Delerium - Silence 2008

Nettwerk Music
Let's get business out of the way first. The new Niels van Gogh and Thomas Gold remix of Delerium's now-perennial "Silence" (purchase/download) sounds very good. By adding minimalist minor keys, an occasional electro-hued flourish and various vocal effects to accent Sarah McLachlan's main passages, the duo have brought the song full circle to its deeply meditative but quietly uplifting roots. ("Silence" was first popularized in its original downtempo version, as well as the sultry Fade house mix.) But like another recent revival, "Toca's Miracle" by Fragma, "Silence" cemented its legacy in its second run, that time as a high-octane anthem in the hands of DJ Tiesto and Airscape. What is striking about the two tracks resurfacing just months apart (after they became global smashes together at the turn of the millennium) is that you would be hard pressed to tell that the new remixes were birthed by different producers. They sound unusually identical—not only to each other, but to the work of the biggest rising star of the past 18 months.

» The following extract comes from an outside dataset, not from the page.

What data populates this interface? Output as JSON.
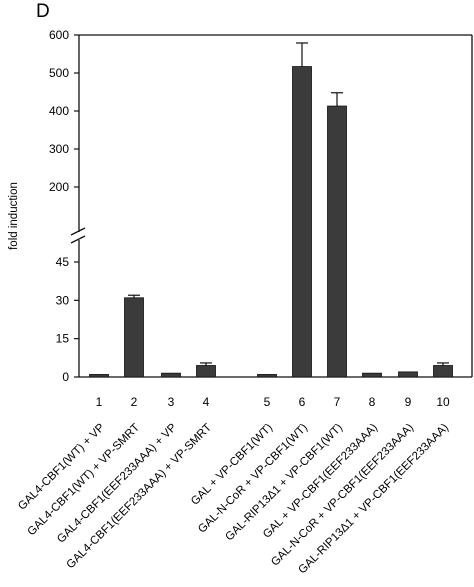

The success and subsequent influence of Deadmau5 cannot be underestimated, in terms of changing the sonic direction of clubland and also for the odd bedfellows it has united (DJs spanning the realms of trance to deep house to electro have embraced the Canadian's work). My worry, however, is that the blatant copycat ideas at play in the new "Toca's Miracle" and "Silence" re-rubs are going to mushroom in the coming weeks and months, and by summer's end I will be fed up with any new release that sounds remotely like either, regardless of its dancefloor-engaging merit. (The In Petto remix of "Toca's Miracle" so eerily resembled Deadmau5 that online leaks mistakenly credited it to him, and I won't be surprised if "Silence" piles up on file-sharing sites incorrectly attributed as well.) So, a word of caution: there can be too much of a good thing. Due to its origins, "Silence" works very well in this low-key hypnotic groove, but any producers and labels trying to board this particular train should proceed with extreme caution from here. Hopefully it's just a tribute on the part of Gold, who has crafted his share of very different-sounding winners over the past several years.